Et puis en mai 1864, le domaine passe dans les mains d’une dénommée Marguerite Pelouze, née Wilson, l’héritière d’une famille extrêmement fortunée.

Entre 1867 et 1878, elle y fait effectuer d’importantes restaurations. Son ambition, comme elle le dit elle-même, c’est de « remettre le château dans son état du XVIe siècle », supprimant ainsi une grande partie des modifications apportées par Catherine de Médicis, notamment la façade d’entrée qui retrouve son aspect originel. Elle fait construire ou reconstruire plusieurs cheminées de style Renaissance (on peut citer celle de la chambre François 1er ou de la chambre de César de Vendôme), et modifier les jardins.

Elle engage l’architecte Félix Roguet, disciple de Viollet-le-Duc, pour superviser les travaux et un décorateur vénitien, Charles Toché, qui travaille à la manière des anciens maîtres de la Renaissance. Il réalise notamment certaines fresques intérieures, recouvertes de peinture blanche pendant la Première Guerre mondiale, mais à nouveau visibles aujourd’hui.

Une fois les travaux achevés, elle organise à Chenonceau des fêtes fastueuses, auxquelles participent des invités de marque (le président de la République Jules Grévy) et des acteurs de renom (le pianiste Claude Debussy qu’elle fait jouer dans son orchestre de chambre).

Malgré sa fortune colossale, les frasques de Marguerite Pelouze entraînent l’accumulation de dettes qui débouchent sur l’hypothèque du château en 1888.

Le Crédit Foncier s’en porte acquéreur, et après être passé dans le patrimoine d’un riche sud-américain, le domaine de Chenonceau est vendu aux enchères. L’industriel Henri Menier en devient propriétaire en 1913.

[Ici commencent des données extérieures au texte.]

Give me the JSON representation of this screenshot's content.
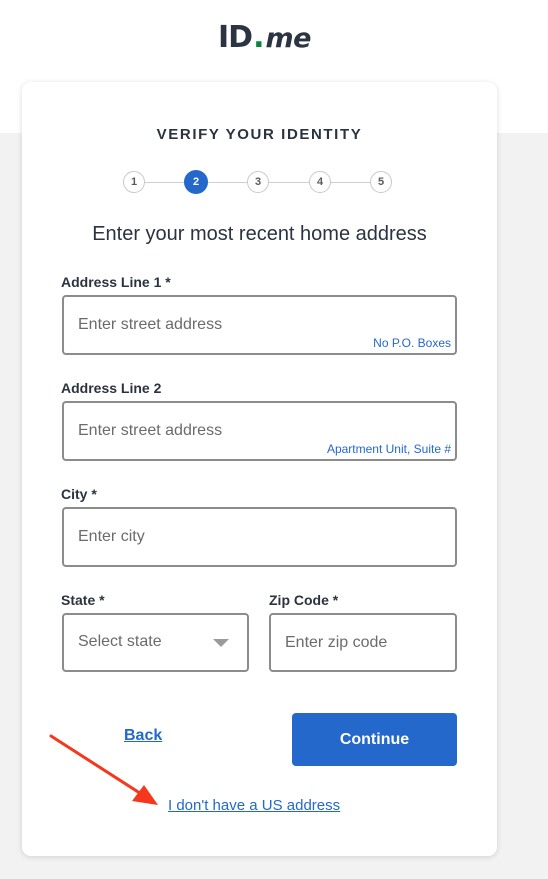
{
  "brand": {
    "logo_id": "ID",
    "logo_dot": ".",
    "logo_me": "me"
  },
  "page": {
    "title": "VERIFY YOUR IDENTITY"
  },
  "stepper": {
    "steps": [
      "1",
      "2",
      "3",
      "4",
      "5"
    ],
    "active_step": 2
  },
  "form": {
    "heading": "Enter your most recent home address",
    "address1": {
      "label": "Address Line 1 *",
      "placeholder": "Enter street address",
      "hint": "No P.O. Boxes",
      "value": ""
    },
    "address2": {
      "label": "Address Line 2",
      "placeholder": "Enter street address",
      "hint": "Apartment Unit, Suite #",
      "value": ""
    },
    "city": {
      "label": "City *",
      "placeholder": "Enter city",
      "value": ""
    },
    "state": {
      "label": "State *",
      "selected": "Select state"
    },
    "zip": {
      "label": "Zip Code *",
      "placeholder": "Enter zip code",
      "value": ""
    }
  },
  "actions": {
    "back_label": "Back",
    "continue_label": "Continue",
    "no_us_address_label": "I don't have a US address"
  },
  "colors": {
    "accent": "#2468cc",
    "annotation_arrow": "#f5381c",
    "logo_dot": "#08833d"
  }
}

Le château traverse la Première Guerre Mondiale comme hôpital militaire. C’est là qu’il voit ses fresques recouvertes de peinture blanche et ses galeries transformées en dortoirs. Et pendant la Seconde Guerre Mondiale, il se retrouve juste sur la ligne de démarcation, qui suit le cours du Cher, ce qui fait qu’une partie est en zone libre et l’autre partie en zone occupée.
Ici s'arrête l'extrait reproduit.